Je me souviens du soleil
Indiscrets et audacieux rayons
Éventrant la fine couche de ses satins
Je me souviens lissant une peau d’albâtre

Je me souviens d’un sein replet
Pointant fièrement sous l’œil avide
Je me souviens de l’étreinte
Qui fit durcir la plus haute cime

Je me souviens de ce duvet soyeux
Trop léger pour cacher la fleur de ses velours
Je me souviens de ce père suppliant
De ne pas la cueillir encore

Je me souviens des caresses
A ses rougeoyants pétales
Je me souviens de ce cris
lui rompant le calice

Je me souviens de la gêne
Couvrant nos corps d’enfants
Je me souviens du bonheur
De ces instants volés à l’innocence

Je me souviens de la perle
Glissant le long de ses joues
Transgression inavouée
De l’enfant devenue femme

... Je me souviens

Et un ange passe ...




Onze heures trente cinq.
Il fait décidément trop chaud, les trois quarts d'heure de route qui nous ont menés sur le parvis du palais des Papes d'Avignon, m'ont noyé de sueur, j'aurais dû prendre l'option airco à l'achat de ma voiture, je n'imaginais pas qu'il puisse faire aussi chaud, il est vrai que dans notre Belgique profonde, on ne dépasse que très rarement les 24 degrés, alors à quoi bon l'airco.

Pour nous rafraîchir, Serge nous proposa de prendre un verre, sur une des multiples terrasses qui font face aux imposantes marches du palais.
Tout le monde de tomber en extase devant la splendeur de cet édifice, orné de sculptures qui me font penser plus à des graffitis, qu'à de la pierre taillée, mais bon, je ferai contre mauvaise fortune, bon coeur, j'avais promis que nous viendrions ici pour faire plaisir à nos épouses, qui voulaient absolument voir ce site avant de rentrer au pays.
La bâtisse me laissant réellement de glace, je m'affairai à commander la tournée de collations rafraîchissantes, en attendant le retour du serveur, je lus distraitement les feuillets publicitaires reçus lors de mon arrivée sur la place.

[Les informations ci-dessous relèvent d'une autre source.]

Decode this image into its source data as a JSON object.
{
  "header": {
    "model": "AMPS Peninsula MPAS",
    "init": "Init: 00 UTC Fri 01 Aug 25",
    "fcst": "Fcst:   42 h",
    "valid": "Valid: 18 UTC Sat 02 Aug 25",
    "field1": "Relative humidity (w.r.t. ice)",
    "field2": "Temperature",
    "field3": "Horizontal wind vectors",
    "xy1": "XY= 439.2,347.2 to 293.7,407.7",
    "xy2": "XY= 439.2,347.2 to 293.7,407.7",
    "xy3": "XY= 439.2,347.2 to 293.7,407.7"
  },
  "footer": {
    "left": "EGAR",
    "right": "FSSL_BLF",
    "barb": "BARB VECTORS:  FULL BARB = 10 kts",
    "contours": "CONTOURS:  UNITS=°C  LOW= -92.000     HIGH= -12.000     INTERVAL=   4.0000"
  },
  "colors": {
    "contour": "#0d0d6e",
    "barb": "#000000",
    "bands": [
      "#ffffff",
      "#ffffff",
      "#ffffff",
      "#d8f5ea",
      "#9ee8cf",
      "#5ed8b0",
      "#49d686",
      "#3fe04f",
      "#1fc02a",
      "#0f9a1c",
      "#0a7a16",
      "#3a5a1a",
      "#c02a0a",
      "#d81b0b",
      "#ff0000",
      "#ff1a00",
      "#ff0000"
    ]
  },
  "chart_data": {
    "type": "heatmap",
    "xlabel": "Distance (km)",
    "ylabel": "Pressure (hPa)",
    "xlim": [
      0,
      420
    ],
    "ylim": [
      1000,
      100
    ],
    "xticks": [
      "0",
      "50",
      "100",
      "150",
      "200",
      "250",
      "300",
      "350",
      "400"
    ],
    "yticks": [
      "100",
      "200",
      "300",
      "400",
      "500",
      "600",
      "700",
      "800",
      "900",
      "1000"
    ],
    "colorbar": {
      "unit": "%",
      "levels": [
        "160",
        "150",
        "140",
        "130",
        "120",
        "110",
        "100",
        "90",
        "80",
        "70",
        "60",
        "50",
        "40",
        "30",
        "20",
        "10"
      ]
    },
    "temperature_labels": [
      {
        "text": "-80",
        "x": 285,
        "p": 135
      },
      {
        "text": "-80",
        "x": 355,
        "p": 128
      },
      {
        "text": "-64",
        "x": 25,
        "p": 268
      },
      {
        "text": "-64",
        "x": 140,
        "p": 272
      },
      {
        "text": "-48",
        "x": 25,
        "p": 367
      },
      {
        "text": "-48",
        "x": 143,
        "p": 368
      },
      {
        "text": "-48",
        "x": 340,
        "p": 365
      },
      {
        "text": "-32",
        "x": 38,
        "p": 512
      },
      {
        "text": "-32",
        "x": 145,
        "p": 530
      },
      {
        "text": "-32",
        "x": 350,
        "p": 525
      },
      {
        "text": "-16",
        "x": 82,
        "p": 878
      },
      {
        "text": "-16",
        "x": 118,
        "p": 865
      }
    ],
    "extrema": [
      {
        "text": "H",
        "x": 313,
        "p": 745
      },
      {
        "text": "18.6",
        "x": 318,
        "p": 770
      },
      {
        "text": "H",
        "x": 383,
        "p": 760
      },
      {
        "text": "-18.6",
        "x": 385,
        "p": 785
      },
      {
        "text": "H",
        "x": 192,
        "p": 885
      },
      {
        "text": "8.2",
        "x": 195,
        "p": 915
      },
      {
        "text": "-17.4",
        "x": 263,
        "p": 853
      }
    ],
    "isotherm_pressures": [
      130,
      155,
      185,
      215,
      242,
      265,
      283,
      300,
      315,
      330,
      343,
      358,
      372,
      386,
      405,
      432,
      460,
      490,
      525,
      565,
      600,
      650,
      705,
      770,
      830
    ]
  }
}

Un léger coup de vent fit s'envoler une de mes brochures, je la ramassai, et, en me relevant, ma vue croisa une jeune fille anonyme assise sur les marches du parvis, pourtant, je faillis lui crier "salut toi" tant j'étais persuadé si de ne la connaître, au moins de déjà l'avoir rencontrée, dans le même temps, je me rendis compte que cela ne pouvait être que dans un rêve.
Je me gardai donc de la héler, me contentant d'observer ses longs cheveux châtains, ondulant aux caprices des vents, cachant de temps à autres la profondeur de son regard, ses yeux pénétrants, fixés sur je ne sais quoi ou qui, étaient d'un vert transparent, j'avais l'impression de voir le fond d'une bouteille de champagne à peine pétillant en pleine lumière, un petit top recouvrait sa poitrine rebondie, découvrant une petite perle éclatante de mil feu, qu'elle avait au nombril, une bande de tissus fixée par une cordelette autour de la taille, enroulait ses hanches, que la bise coquine dévoilait volontiers pour exposer, un petit morceau de soie légèrement fleurie, d'une fraîcheur, qui me fit oublier d'emblée la canicule, j'étais très embarrassé, je voulais à tout prix la quitter du regard, me forcer à redresser les yeux , mais lorsque je voulu poser mon attention sur le verre que le garçon vint de déposer devant moi, je ressentis, une vive douleur dans mes orbites, comme si mes yeux étaient fixés à un élastique trop tendu, prêt à rompre à n'importe quel moment, mon regard se retourna donc mécaniquement sur elle, j'étais vraiment gêné, j'avais peur qu'elle ne me surprenne en plein voyeurisme, mais je ne pouvais m'empêcher de la déshabiller du regard.
Un grand coup sur l'épaule me ramena à la raison,

- Bien alors, Roy, t'as pas soif ?
- Si bien sûr, je suis désècher comme une feuille morte ...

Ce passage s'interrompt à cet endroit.